The other day it dawned on me that I have cooked a lot of meals for celebrities in their homes, often using their fabulous dinner services. Not the kind of celebrities who grace the pages of Hello or OK magazine like Posh and Becks, but the dead sort - the kind of celebrities who have been resting in peace for a century or two, or in some cases even three or four. Puzzled? Well let me explain. I have just set up a table with a Royal repast typical of the 1890s in Queen Victoria's dining room at Osborne House on the Isle of Wight. Visitors to this marvellous house can now see the kind of stunning table arrangement typical of Royal entertainments of this period. What they might not appreciate when they look at my table, is that the body of the old queen was laid out in state in the same dining room for ten days after she died! http://www.historicfood.com/events.htm

I have also re-created period meals in dining rooms which formerly belonged to Bess of Hardwick, Francis Drake, William Wordsworth, Robert Burns, Jane Austen and many other English notables. I have also laid out food on spectacular dinner services which once belonged to George IV, Louis XVI and Marie Antoinette. Its a bit frustrating that the original hosts are not present at my re-created meals, but perhaps they are in spirit. Not that I really want to see them turn up at any of my museum exhibitions! Did you know that when some English kings could n't attend an important meal, they used to send a portrait of themselves to sit at the dinner table in their absence! 

Next  year I am going to have the privilige of laying out a 1745 Meissen table service that belonged to Elizabeth, Czarina of all the Russias. The exhibition will be at the Bard Graduate Center in Manhatten. I have had the good fortune to recreate a number of Royal and Ducal meals, but this will be my first gig for an Imperial hostess, albeit a dead one!

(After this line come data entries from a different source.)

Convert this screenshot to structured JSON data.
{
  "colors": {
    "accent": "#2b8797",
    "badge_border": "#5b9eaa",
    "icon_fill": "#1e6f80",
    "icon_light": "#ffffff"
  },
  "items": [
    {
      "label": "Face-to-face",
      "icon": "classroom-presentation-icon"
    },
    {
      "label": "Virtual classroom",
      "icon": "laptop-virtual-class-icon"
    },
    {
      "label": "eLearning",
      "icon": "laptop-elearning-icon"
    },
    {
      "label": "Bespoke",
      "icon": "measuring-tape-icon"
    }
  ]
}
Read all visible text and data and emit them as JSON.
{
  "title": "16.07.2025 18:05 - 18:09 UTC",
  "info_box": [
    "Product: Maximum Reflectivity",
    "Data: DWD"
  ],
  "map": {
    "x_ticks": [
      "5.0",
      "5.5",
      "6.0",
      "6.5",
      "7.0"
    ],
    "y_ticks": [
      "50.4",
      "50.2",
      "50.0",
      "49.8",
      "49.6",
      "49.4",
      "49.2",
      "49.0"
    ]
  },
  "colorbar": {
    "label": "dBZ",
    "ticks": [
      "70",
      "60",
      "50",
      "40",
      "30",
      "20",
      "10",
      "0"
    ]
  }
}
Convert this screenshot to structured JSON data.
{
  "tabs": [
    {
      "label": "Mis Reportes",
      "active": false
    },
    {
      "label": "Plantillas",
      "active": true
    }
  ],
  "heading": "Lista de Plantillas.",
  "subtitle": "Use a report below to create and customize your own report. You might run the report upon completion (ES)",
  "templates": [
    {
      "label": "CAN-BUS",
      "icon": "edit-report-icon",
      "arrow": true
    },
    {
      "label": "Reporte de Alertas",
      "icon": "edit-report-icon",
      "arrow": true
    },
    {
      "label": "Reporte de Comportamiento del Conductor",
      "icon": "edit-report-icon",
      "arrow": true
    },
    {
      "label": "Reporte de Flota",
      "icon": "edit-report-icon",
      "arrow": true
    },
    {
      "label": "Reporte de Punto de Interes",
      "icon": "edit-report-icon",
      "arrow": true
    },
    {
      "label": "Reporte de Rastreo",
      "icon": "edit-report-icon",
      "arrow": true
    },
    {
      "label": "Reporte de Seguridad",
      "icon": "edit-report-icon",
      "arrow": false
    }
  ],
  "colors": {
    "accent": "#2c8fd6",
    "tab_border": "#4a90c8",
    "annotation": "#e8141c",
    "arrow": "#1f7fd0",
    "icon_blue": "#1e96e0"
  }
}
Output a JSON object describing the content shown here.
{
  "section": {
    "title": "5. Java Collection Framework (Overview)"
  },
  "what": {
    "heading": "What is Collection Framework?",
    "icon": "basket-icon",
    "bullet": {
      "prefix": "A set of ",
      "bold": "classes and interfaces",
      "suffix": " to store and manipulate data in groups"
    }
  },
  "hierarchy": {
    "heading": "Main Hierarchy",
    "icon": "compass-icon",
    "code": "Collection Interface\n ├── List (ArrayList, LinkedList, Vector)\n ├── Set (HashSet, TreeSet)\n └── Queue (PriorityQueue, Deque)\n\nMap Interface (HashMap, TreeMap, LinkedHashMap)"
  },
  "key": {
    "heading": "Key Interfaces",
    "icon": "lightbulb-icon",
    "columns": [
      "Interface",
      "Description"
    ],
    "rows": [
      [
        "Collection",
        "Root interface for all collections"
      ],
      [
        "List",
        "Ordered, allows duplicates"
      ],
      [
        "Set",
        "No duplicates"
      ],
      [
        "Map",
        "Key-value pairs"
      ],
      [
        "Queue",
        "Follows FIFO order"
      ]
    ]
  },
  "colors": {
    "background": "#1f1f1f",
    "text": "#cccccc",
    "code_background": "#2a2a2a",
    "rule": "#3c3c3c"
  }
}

Being a food historian gets me some pretty outlandish jobs. I have just been approached by a film company who are making a movie about Sweeney Todd, the demon barber. They want me to train the leading actress to make large Victorian raised pies. If you know the story, you will also know what the fillings were! I should be able to dine out (not literally) on that one for years!

Copyright ©2006 Ivan Day
  

Comments (2)  
Re: Cooking for the long departed    By chefnick on 11/11/2006
Hey Ivan,
thats some great writing and inspirational to say the least,

i've been working over the past months at the Old england hotel in Bowness,
In there reception area there is a picture on the wall of the German Emporers Lunch,
It was taken on August 14th 1895,

the table setting is so outstanding it is beyond belief,

I worked my apprentership through the very late 70s and the early 80s,

Escoffier was King and still is,

" a chef of kings and a king of chefs "

I took one of the young chefs up to the reception area to show him said picture,

he looked at it for a minute and shoved his shoulders,

I guess what i'm trying to say is the history of food is just as important Now as for future history,

Kind Regards,

Nick.....

Re: Cooking for the long departed    By Gabrielle on 11/20/2006
You are doing a fantastic job Ivan, I think it is important to rediscover the history of food. I am at present working towards visiting schools to show them how important history, science and cookery are to our lives and that by using convenience food they are losing their histoical identities.